Cardinal Turkson used the distinction between doing and being to discuss some of the characteristics of health care in the United States. Too much emphasis, he said, is focused on diagnostics, technology, research and procedures — activities that are all about doing tasks and accomplishing goals. He suggested that more emphasis needs to be directed to "being," which he defines as being firm in faith; being grounded in the fact that each person is made in the image of God; and being in relationship with each individual who needs care. Before Jesus healed anyone, he always entered into the person's world with compassion, the cardinal pointed out.

Quoting St. Paul's letter to the Hebrews, he said: "Since we are surrounded by a great cloud of witnesses, let us throw off everything that hinders and the sin that so easily entangles."

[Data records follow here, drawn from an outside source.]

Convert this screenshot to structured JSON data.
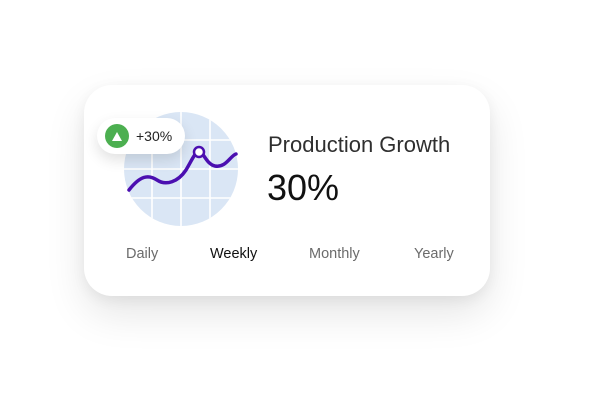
{
  "card": {
    "title": "Production Growth",
    "value": "30%"
  },
  "badge": {
    "text": "+30%",
    "icon": "triangle-up-icon",
    "color": "#4caf50"
  },
  "chart": {
    "circle_color": "#dae6f5",
    "grid_color": "#ffffff",
    "line_color": "#4b0fb0"
  },
  "tabs": [
    {
      "label": "Daily",
      "active": false
    },
    {
      "label": "Weekly",
      "active": true
    },
    {
      "label": "Monthly",
      "active": false
    },
    {
      "label": "Yearly",
      "active": false
    }
  ]
}
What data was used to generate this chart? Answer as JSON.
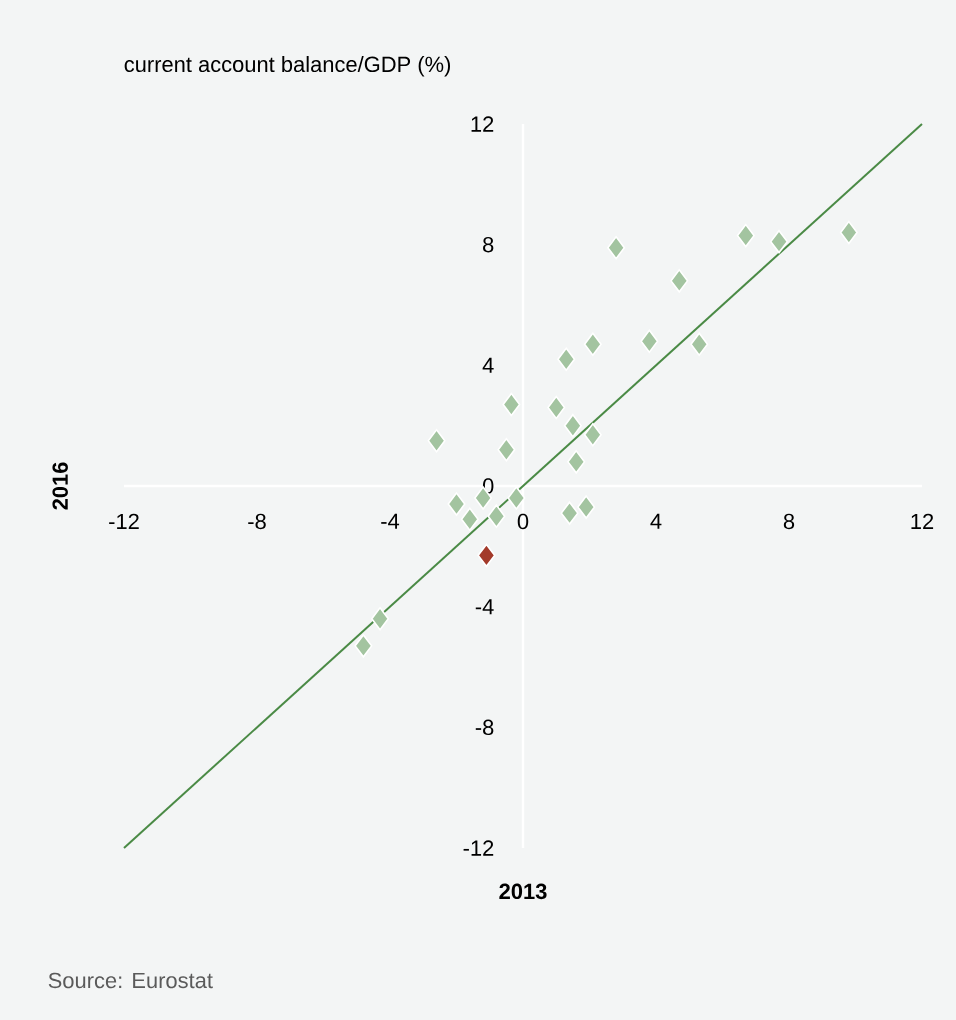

Given that exhortation, Cardinal Turkson said, the Catholic health ministry will know what to do with the contemporary crises of suffering. Addiction, he noted, demands the attention of health care providers even more than infectious disease, because it affects so many and has no vaccines or cures. Abortion and the practice of "selective reduction" in pregnancies with multiple fetuses are further evidence of a commodity mentality, he said. The cardinal decried the increasing acceptance of physician-assisted suicide as another aspect of contemporary attitudes toward suffering, saying that the use of lethal drugs as a medical procedure is an affront to Catholic teaching about the dignity of each person and the redemptive possibilities of suffering.

Cardinal Turkson connected this perspective on suffering to the work of the late Bishop Joseph M. Sullivan, for whom the lecture is named. Bishop Sullivan, an auxiliary bishop of Brooklyn, N.Y., was deeply committed to the concept that quality health care should be available for all people, especially those who are poor or vulnerable. He worked tirelessly as the director of Catholic Charities Brooklyn and Queens and served 10 years on the Catholic Medical Mission Board.

Cardinal Turkson said Bishop Sullivan worked to better the circumstances of people who were poor, suffering with AIDS and those with little access to health care. Cardinal Turkson encouraged everyone to walk in the footsteps of Christ himself by putting heart in every action and by upholding the role of spirituality in health care.